This paper assesses two possible acid gas removal processes for CO2 removal onboard a floating LNG facility: (1) the well-established amine absorption process, and (2) a membrane/amine absorption hybrid process. The assessment considers process and economic aspects as well as sizing due to the on-board application.

Process simulation models of each of the systems were developed in the Aspen Hysys (V8.6) software package. Two different gas fields are assumed with Feed1 containing 10%/0% CO2/H2S and with Feed2 50%/1% CO2/H2S. The feed rate in each scenario was 590,000 Nm3/h and the sweet gas specification was 50 ppm CO2 and 4 ppm H2S. The amine absorption process modelled as the base case was a 50% MDEA solution.
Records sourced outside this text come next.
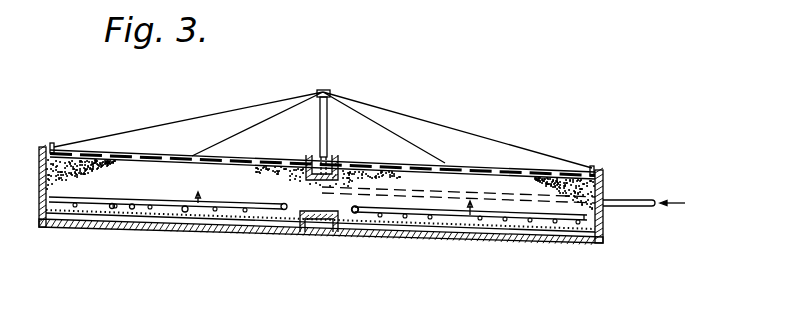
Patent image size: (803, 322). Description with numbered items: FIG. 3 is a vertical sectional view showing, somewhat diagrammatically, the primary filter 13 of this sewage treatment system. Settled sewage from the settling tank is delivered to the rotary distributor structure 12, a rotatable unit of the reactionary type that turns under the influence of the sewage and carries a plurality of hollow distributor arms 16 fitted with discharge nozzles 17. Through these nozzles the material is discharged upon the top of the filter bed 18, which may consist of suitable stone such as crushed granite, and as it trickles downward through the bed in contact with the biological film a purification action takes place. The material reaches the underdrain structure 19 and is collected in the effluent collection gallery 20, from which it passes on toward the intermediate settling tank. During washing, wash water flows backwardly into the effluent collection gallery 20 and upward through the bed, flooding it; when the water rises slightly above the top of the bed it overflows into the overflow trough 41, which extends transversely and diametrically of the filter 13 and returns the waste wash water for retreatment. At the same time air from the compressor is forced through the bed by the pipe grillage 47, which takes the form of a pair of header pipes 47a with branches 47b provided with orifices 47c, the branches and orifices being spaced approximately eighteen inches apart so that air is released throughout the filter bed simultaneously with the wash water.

The rotary distributor structure 12 is at (318, 125).
The primary filter 13 is at (605, 181).
The hollow distributor arms 16 is at (512, 169).
The discharge nozzles 17 is at (568, 168).
The filter bed 18 is at (352, 168).
The underdrain structure 19 is at (257, 223).
The effluent collection gallery 20 is at (323, 233).
The overflow trough 41 is at (327, 158).
The pipe grillage 47 is at (108, 190).
The header pipes 47a is at (350, 208).
The branches 47b is at (182, 206).
The orifices 47c is at (132, 209).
The hybrid membrane/amine process featured a polymeric membrane unit implemented as a sub-flowsheet and then the amine unit.
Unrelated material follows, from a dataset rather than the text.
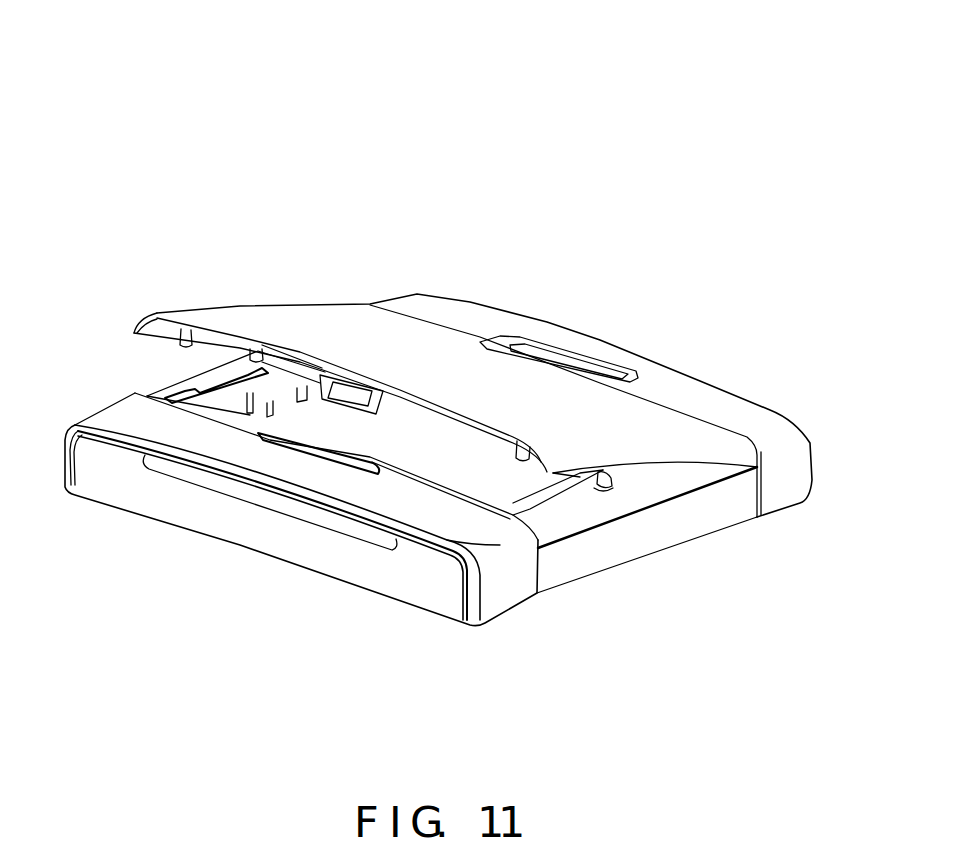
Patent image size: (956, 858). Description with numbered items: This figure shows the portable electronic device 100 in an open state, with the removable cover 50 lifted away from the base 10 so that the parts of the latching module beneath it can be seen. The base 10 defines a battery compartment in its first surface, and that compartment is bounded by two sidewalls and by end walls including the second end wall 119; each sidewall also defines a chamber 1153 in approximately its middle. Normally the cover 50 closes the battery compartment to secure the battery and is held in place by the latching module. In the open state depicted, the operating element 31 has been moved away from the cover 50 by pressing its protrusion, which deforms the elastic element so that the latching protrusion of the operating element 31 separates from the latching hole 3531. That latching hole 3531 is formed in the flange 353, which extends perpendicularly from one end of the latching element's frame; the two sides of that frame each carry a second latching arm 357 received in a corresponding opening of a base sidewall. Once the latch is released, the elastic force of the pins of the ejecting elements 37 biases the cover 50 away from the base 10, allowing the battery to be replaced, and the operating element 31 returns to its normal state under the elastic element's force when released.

Our results suggest that for a very sour gas feed there may be advantages with a hybrid membrane/amine process that allows the plant weight to be reduced by 80%, volume by 50%, investment costs by 70% and annual operation costs by 40%. The most important disadvantage concerning the hybrid process is the high methane slip which can be reduced by further development of membrane properties and process design. The participation of the membrane unit increases generally with the percentage of acid gas in the feed. If the boundary conditions are comparable to those used in this paper, it can be stated that the CO2 concentration should be at least 10% for a proficient application of a hybrid process.

This study presents models to evaluate novel acid gas removal processes and describes suitable process metrics that could be considered for floating LNG production facilities.